Talks on Alice Hawkins - a Suffragette
Alice Hawkins

Alice Hawkins

Alice's Story

Alice’s Commemorative Plaque

Alice’s commemorative plaque

Many people today believe the suffragettes comprised of middle class ladies with time on their hands, but Alice Hawkins was none of this.

Born in 1863 into a very poor working class family, Alice was one of nine children. A strong socialist and trade unionist, Alice worked as a machinist in a Leicester shoe factory whilst raising a family of six. Frustrated at the lack of progress on many women’s issues of the day, including equal pay, Alice joined the suffragettes in 1907 after being arrested outside the Houses of Parliament and jailed in Holloway Prison.

Following her release from jail, Alice formed the Leicester branch of the Women’s Social and Political Union with the help of the Pankhurst sisters and went on to be imprisoned on a further four occasions in her fight for the vote.

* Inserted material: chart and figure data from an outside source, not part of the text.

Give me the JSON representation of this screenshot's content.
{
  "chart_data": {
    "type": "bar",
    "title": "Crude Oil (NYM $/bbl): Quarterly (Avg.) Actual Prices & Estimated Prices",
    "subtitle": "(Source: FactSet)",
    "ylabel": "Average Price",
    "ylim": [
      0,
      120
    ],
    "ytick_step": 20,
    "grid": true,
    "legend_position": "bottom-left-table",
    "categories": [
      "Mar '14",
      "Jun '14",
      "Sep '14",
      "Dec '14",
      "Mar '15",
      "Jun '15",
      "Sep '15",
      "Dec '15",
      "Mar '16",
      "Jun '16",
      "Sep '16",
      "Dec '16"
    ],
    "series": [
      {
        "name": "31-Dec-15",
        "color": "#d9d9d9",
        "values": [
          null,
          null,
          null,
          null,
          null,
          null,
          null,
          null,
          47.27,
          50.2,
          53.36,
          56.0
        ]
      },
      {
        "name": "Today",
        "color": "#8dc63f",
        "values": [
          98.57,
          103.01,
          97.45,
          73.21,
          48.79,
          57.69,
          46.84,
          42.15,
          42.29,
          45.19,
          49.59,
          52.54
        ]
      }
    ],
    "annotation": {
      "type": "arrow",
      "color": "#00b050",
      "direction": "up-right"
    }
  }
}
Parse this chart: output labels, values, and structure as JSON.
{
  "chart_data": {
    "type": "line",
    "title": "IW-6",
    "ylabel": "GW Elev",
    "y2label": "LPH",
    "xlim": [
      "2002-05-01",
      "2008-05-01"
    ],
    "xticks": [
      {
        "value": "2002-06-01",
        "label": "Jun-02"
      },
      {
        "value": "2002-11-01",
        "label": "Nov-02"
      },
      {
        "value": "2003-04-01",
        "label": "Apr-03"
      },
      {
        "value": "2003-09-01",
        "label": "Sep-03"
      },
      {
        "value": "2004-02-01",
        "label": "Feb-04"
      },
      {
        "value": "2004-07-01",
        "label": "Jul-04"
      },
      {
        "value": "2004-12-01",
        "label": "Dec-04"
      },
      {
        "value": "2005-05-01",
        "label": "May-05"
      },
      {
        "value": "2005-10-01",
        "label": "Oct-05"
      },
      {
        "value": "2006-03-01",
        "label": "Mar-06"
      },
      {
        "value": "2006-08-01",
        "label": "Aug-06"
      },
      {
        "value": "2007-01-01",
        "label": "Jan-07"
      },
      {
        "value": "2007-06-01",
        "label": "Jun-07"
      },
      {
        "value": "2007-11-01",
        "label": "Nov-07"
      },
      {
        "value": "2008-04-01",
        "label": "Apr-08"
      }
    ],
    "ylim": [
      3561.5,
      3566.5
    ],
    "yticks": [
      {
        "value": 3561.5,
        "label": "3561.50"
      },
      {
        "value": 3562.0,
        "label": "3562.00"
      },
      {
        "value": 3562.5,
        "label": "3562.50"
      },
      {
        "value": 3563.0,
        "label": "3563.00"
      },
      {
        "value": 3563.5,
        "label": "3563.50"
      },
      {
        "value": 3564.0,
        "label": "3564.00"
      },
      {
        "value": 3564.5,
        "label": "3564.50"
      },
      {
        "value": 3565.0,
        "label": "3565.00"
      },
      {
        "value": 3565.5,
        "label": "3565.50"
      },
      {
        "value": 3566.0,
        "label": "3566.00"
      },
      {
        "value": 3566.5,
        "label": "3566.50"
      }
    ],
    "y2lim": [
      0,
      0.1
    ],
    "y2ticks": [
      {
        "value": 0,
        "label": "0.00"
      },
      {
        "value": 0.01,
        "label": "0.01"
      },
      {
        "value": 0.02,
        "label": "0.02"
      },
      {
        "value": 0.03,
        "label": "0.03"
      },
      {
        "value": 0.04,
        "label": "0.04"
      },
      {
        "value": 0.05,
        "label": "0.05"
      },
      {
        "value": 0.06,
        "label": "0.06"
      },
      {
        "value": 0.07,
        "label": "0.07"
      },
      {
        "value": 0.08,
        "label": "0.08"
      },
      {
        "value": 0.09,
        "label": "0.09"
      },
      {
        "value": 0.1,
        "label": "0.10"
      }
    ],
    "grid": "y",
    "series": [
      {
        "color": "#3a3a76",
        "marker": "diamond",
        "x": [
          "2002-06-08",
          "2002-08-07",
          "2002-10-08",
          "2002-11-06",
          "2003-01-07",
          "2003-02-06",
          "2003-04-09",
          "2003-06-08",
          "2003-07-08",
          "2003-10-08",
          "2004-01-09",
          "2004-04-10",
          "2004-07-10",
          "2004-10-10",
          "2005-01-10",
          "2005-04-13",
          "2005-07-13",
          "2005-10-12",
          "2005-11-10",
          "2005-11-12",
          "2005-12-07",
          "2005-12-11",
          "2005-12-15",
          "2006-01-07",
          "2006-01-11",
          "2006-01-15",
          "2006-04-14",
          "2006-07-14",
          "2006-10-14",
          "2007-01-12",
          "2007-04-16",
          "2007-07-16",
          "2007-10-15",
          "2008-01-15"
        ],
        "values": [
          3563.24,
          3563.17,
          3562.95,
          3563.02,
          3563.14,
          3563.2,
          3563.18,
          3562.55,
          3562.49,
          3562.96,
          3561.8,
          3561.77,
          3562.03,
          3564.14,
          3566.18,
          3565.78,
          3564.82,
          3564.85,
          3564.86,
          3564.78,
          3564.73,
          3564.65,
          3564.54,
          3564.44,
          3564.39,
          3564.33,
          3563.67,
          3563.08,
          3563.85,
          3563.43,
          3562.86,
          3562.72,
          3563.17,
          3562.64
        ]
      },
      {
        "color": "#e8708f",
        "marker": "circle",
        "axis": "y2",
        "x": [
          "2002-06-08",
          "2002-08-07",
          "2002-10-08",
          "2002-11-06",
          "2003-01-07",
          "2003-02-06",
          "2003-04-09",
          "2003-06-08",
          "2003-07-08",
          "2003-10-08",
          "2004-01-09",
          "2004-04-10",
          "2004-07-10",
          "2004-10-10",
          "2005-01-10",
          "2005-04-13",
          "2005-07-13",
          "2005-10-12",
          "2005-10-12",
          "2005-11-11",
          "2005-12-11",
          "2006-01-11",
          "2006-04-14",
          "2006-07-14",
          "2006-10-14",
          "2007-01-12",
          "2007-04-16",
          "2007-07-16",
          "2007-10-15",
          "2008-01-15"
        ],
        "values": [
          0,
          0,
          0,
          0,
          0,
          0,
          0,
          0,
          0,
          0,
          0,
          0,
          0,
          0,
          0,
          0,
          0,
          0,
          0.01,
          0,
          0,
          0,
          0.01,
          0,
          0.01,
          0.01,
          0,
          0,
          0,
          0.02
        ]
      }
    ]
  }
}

Unusually Alice’s husband Alfred also supported the suffragette cause and so Alice and Alfred were as one in their marriage and also in their political beliefs. Alfred would often attend meetings to heckle politicians on the issue of women and the vote and heckled Winston Churchill on two such occasions, being injured in the process.

The family still have much of Alice’s suffragette memorabilia, including her sash, prison notes, letters from the Pankhurst’s and much more and is perhaps one of the best collections in the UK today still with the descendants of those valiant women.

Peter’s mother remembers her granny Alice saying to her, ‘you must use your vote, we suffered for it’.

Words from all those years ago as true today.